Un brano elettronico nato da una scintilla improvvisa, ma costruito con visione e precisione. Andrew Kyo racconta la fame di migliorarsi, la collaborazione con Kris Kiss e la magia di una coreografia che ha dato corpo alla sua musica. Una conversazione densa di passione e concretezza.

Ciao, Andrew. Da dove nasce l’ispirazione per il nuovo singolo “The Hunger”?
La prima bozza di “The Hunger” è nata sul treno mentre mi dirigevo allo studio per chiudere il singolo precedente. Penso che quella sia stata la prima volta in cui ho mai scritto un pezzo di getto. Mi sono domandato: cosa mi spinge ad andare dove sto andando in questo momento? La risposta è la “fame”, intesa come motivazione, di riuscire a creare qualcosa di migliore del giorno prima, di migliorare il mio essere. Da questo concetto primordiale nasce “The Hunger”
Com’è stata la collaborazione con Kris Ki?
Kris è un Artista internazionale, l’emozione di sentire per la prima volta una Topline di un artista del calibro di Kris sul mio pezzo è stata indescrivibile. Già la prima versione che ha mandato mi ha rapito completamente, poi l’abbiamo revisionata assieme e l’abbiamo resa perfetta! Poi lui è un personaggio molto particolare, l’ho conosciuto dal vivo dopo che le tracce erano state chiuse e abbiamo suonato per la prima volta il brano assieme in assoluta anteprima all’ Amsterdam Dance Event 2024 . Un esperienza incredibile.
Cosa ti affascina del genere elettronico?
Sono affascinato dalla musica in generale, è più ancora dal processo di creazione e produzione delle canzoni e di trasformare concetti che ho nella testa in suoni che tutti possono sentire. Il genere non è così importante alla fine, anche se da tanti anni ormai siamo obbligati a mettere dei nomi e delle etichette a quello che facciamo per essere vendibili e appetibili al pubblico. Per me il genere elettronico è solo un modo diverso da quello che avevo prima di esprimere quello che ho dentro, che ha dei suoni che mi hanno ispirato facendomi tornare la voglia di fare musica.
Hai già in mente qualche progetto per il futuro?

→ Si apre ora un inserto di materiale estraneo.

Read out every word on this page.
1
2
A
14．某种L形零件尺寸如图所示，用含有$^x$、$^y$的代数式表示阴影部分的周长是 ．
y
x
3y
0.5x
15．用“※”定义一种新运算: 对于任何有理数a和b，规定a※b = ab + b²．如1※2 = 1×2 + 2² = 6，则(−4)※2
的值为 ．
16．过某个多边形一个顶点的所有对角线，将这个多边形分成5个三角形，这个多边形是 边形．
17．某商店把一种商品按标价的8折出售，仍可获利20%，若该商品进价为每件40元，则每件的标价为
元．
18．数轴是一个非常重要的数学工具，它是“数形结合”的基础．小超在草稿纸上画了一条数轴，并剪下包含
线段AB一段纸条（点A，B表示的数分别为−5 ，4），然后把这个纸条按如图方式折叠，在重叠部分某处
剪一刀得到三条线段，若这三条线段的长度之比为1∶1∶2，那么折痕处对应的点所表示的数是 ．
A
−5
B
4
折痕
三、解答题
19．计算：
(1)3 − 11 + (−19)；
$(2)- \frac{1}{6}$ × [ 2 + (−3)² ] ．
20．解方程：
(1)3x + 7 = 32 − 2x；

In cantiere ci sono 3 brani molto diversi tra loro, sia come argomenti trattati sia come vocalità. C’è un brano in particolare che è già chiuso con una cantante olandese con un talento incredibile che si chiama Sonja. Andatela ad ascoltare, ha una voce fresca super-pop che mi ha davvero sorpreso! Spero di continuare a fare musica in questo modo perché mi da un estrema soddisfazione e mi fa sentire bene, con uno scopo nobile e che non mi limita a “fare il compitino”, ma che ogni volta mi spinge oltre alzando l’asticella di una tacca.